Peki bu projenin detayları nedir?

Özetlemeye çalışacağım...

Halkbank; kadınlara finansman olanaklarına erişebilmeleri için imkanlar oluşturmaya ve girişimcileri desteklemeye önem veriyor. Bu amaçla dönem dönem özel ürün ve hizmetler geliştiriyor. Mesela ilk defa işini kuracak ya da işini kurmuş olan kadınlarımıza yönelik “Kadın Girişimci Kredisi” ürününü hayata geçirdi. Kadın girişimcilerin finansmana erişimini kolaylaştırmak ve iş fikirlerine imkan tanımak amacıyla 100 bin liraya kadar destek sunuyor.

Bu arada kadın girişimcilere pozitif ayrımcılık da yapmakta. Mesela; “KOSGEB KOBİ Finansman Destek Paketi” kapsamında sunulan azami limiti 50 bin lira olan girişimci kredisini, kadın girişimci olması durumunda 70 bin lira olarak sunuyor. Bu çok olumlu ve pozitif bir ayrımcılık...

Kadın girişimciler;

Hazine ve Maliye Bakanlığı destekli sıfır faizli kredilerden de faydalanabilmekte.

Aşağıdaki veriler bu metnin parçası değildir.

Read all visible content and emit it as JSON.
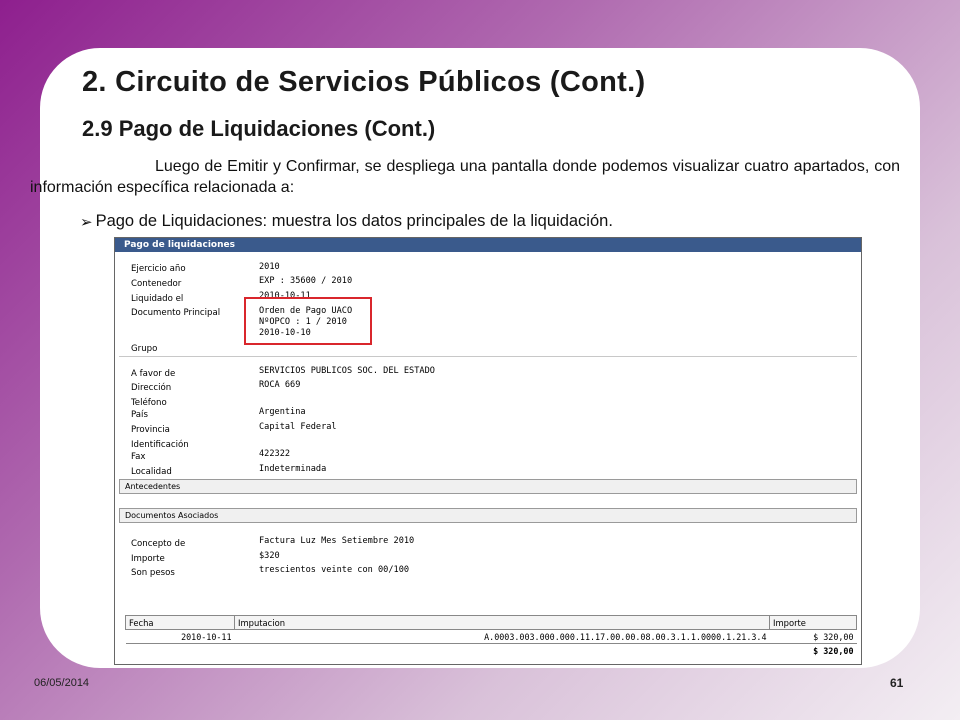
{
  "slide": {
    "title": "2. Circuito de Servicios Públicos (Cont.)",
    "subtitle": "2.9 Pago de Liquidaciones (Cont.)",
    "body": "Luego de Emitir y Confirmar, se despliega una pantalla donde podemos visualizar cuatro apartados, con información específica relacionada a:",
    "bullet": "Pago de Liquidaciones: muestra los datos principales de la liquidación.",
    "footer_date": "06/05/2014",
    "page_number": "61"
  },
  "screen": {
    "header": "Pago de liquidaciones",
    "group1": [
      {
        "label": "Ejercicio año",
        "value": "2010"
      },
      {
        "label": "Contenedor",
        "value": "EXP : 35600 / 2010"
      },
      {
        "label": "Liquidado el",
        "value": "2010-10-11"
      },
      {
        "label": "Documento Principal",
        "value": "Orden de Pago UACO",
        "value2": "NºOPCO : 1 / 2010",
        "value3": "2010-10-10"
      },
      {
        "label": "Grupo",
        "value": ""
      }
    ],
    "group2": [
      {
        "label": "A favor de",
        "value": "SERVICIOS PUBLICOS SOC. DEL ESTADO"
      },
      {
        "label": "Dirección",
        "value": "ROCA 669"
      },
      {
        "label": "Teléfono",
        "value": ""
      },
      {
        "label": "País",
        "value": "Argentina"
      },
      {
        "label": "Provincia",
        "value": "Capital Federal"
      },
      {
        "label": "Identificación",
        "value": ""
      },
      {
        "label": "Fax",
        "value": "422322"
      },
      {
        "label": "Localidad",
        "value": "Indeterminada"
      }
    ],
    "antecedentes_label": "Antecedentes",
    "documentos_label": "Documentos Asociados",
    "group3": [
      {
        "label": "Concepto de",
        "value": "Factura Luz Mes Setiembre 2010"
      },
      {
        "label": "Importe",
        "value": "$320"
      },
      {
        "label": "Son pesos",
        "value": "trescientos veinte con 00/100"
      }
    ],
    "table": {
      "headers": [
        "Fecha",
        "Imputacion",
        "Importe"
      ],
      "row": {
        "fecha": "2010-10-11",
        "imputacion": "A.0003.003.000.000.11.17.00.00.08.00.3.1.1.0000.1.21.3.4",
        "importe": "$ 320,00"
      },
      "total": "$ 320,00"
    }
  },
  "colors": {
    "highlight": "#d9262c",
    "screen_header": "#3a5a8c"
  }
}
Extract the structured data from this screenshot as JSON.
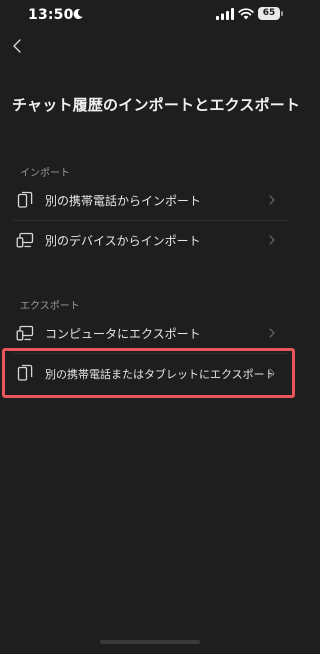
{
  "status_bar": {
    "time": "13:50",
    "battery": "65",
    "icons": [
      "moon-icon",
      "signal-icon",
      "wifi-icon",
      "battery-icon"
    ]
  },
  "header": {
    "back_icon": "chevron-left-icon",
    "title": "チャット履歴のインポートとエクスポート"
  },
  "import_section": {
    "header": "インポート",
    "items": [
      {
        "label": "別の携帯電話からインポート",
        "icon": "phone-icon"
      },
      {
        "label": "別のデバイスからインポート",
        "icon": "devices-icon"
      }
    ]
  },
  "export_section": {
    "header": "エクスポート",
    "items": [
      {
        "label": "コンピュータにエクスポート",
        "icon": "devices-icon"
      },
      {
        "label": "別の携帯電話またはタブレットにエクスポート",
        "icon": "phone-icon"
      }
    ]
  },
  "colors": {
    "background": "#1e1e1e",
    "text": "#e9e9e9",
    "section_header": "#9a9a9a",
    "highlight": "#e8555a"
  }
}
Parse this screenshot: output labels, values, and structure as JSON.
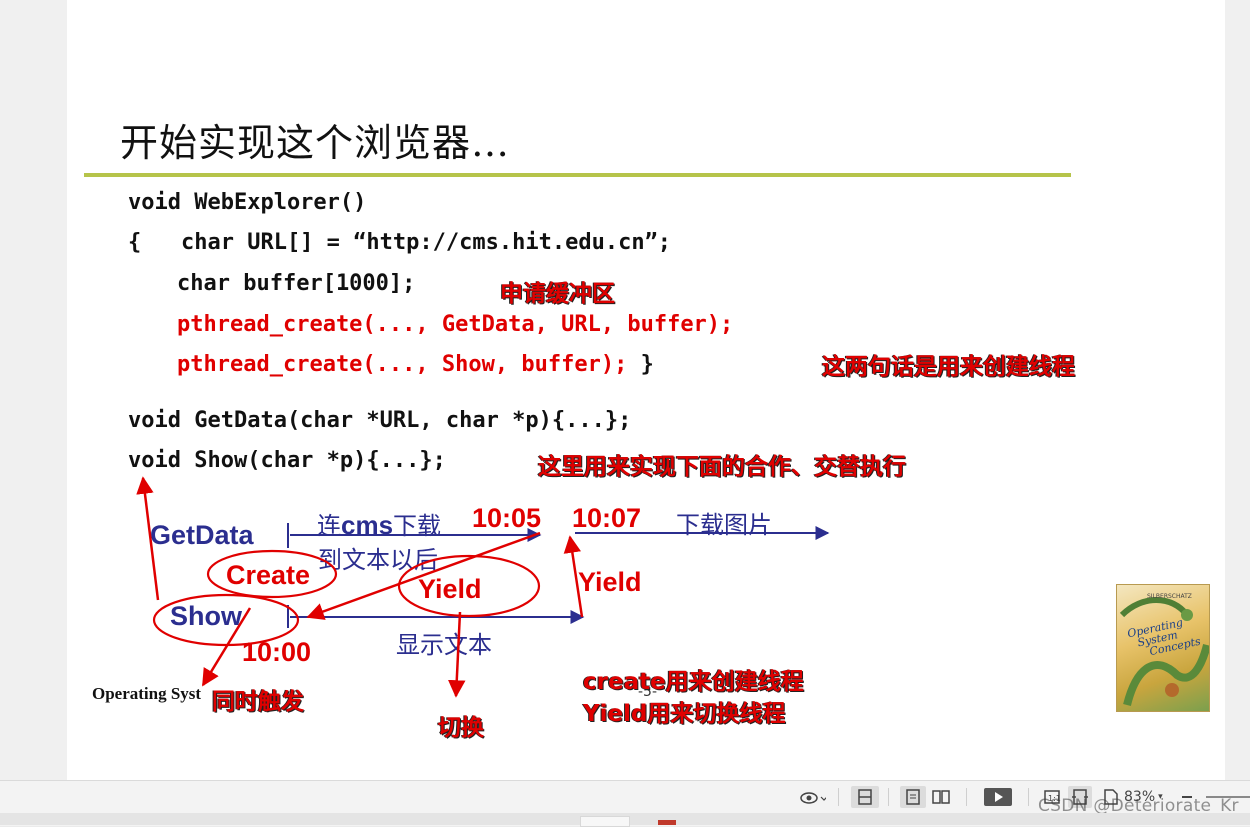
{
  "slide": {
    "title": "开始实现这个浏览器…",
    "code": {
      "line1": "void WebExplorer()",
      "line2": "{   char URL[] = “http://cms.hit.edu.cn”;",
      "line3": "char buffer[1000];",
      "line4": "pthread_create(..., GetData, URL, buffer);",
      "line5_red": "pthread_create(..., Show, buffer);",
      "line5_end": " }",
      "line6": "void GetData(char *URL, char *p){...};",
      "line7": "void Show(char *p){...};"
    },
    "annotations": {
      "buffer": "申请缓冲区",
      "two_lines": "这两句话是用来创建线程",
      "show_note": "这里用来实现下面的合作、交替执行",
      "same_time": "同时触发",
      "switch": "切换",
      "create_note": "create用来创建线程",
      "yield_note": "Yield用来切换线程"
    },
    "diagram": {
      "getdata": "GetData",
      "show": "Show",
      "create": "Create",
      "yield1": "Yield",
      "yield2": "Yield",
      "conn_label_1": "连",
      "conn_label_cms": "cms",
      "conn_label_2": "下载",
      "conn_label_3": "到文本以后",
      "time1005": "10:05",
      "time1007": "10:07",
      "download_img": "下载图片",
      "show_text": "显示文本",
      "time1000": "10:00"
    },
    "footer": {
      "course": "Operating Syst",
      "page": "-5-"
    },
    "book": {
      "title_1": "Operating",
      "title_2": "System",
      "title_3": "Concepts"
    }
  },
  "statusbar": {
    "zoom": "83%",
    "watermark": "CSDN @Deteriorate_Kr"
  },
  "colors": {
    "accent_rule": "#b6c44a",
    "red": "#e00000",
    "blue": "#2b2e8f"
  }
}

Genç kadın girişimciler, esnaf ve sanatkarlar için; 100.000 TL limitli ve en az 1 yıllık ustalık belgesine sahip kadın girişimciler, esnaf ve sanatkarlar içinse; 225.000 TL limitli, sıfır faizli kredi kullanma imkanı sunuyor.

2020 yılında 180 bin 500 kadın esnaf ve sanatkara bir kısmı sıfır faizli olmak üzere toplam 8 Milyar TL, Hazine ve Maliye Bakanlığı faiz destekli kredi kullandırılmış.

İlk yıl için öngörülen 100 bin kadın girişimci hedefini aşarak, "Türkiye genelinde Kadın Girişimci Kredi Destek Paketi” ile Haziran ayı itibarıyla 125 bin kadın girişimciye ve 13,6 milyar liralık kredi hacmine ulaşmışlar.

Bir başka pozitif ayrımcılığı da satın almalarda yapıyorlar. Bankanın yaptığı tedarik anlaşmalarında, mal ve hizmet satın alımlarında; kadın girişimciler, kadın kobi ve esnafa ve kadın kooperatiflerine her zaman öncelik veriyor.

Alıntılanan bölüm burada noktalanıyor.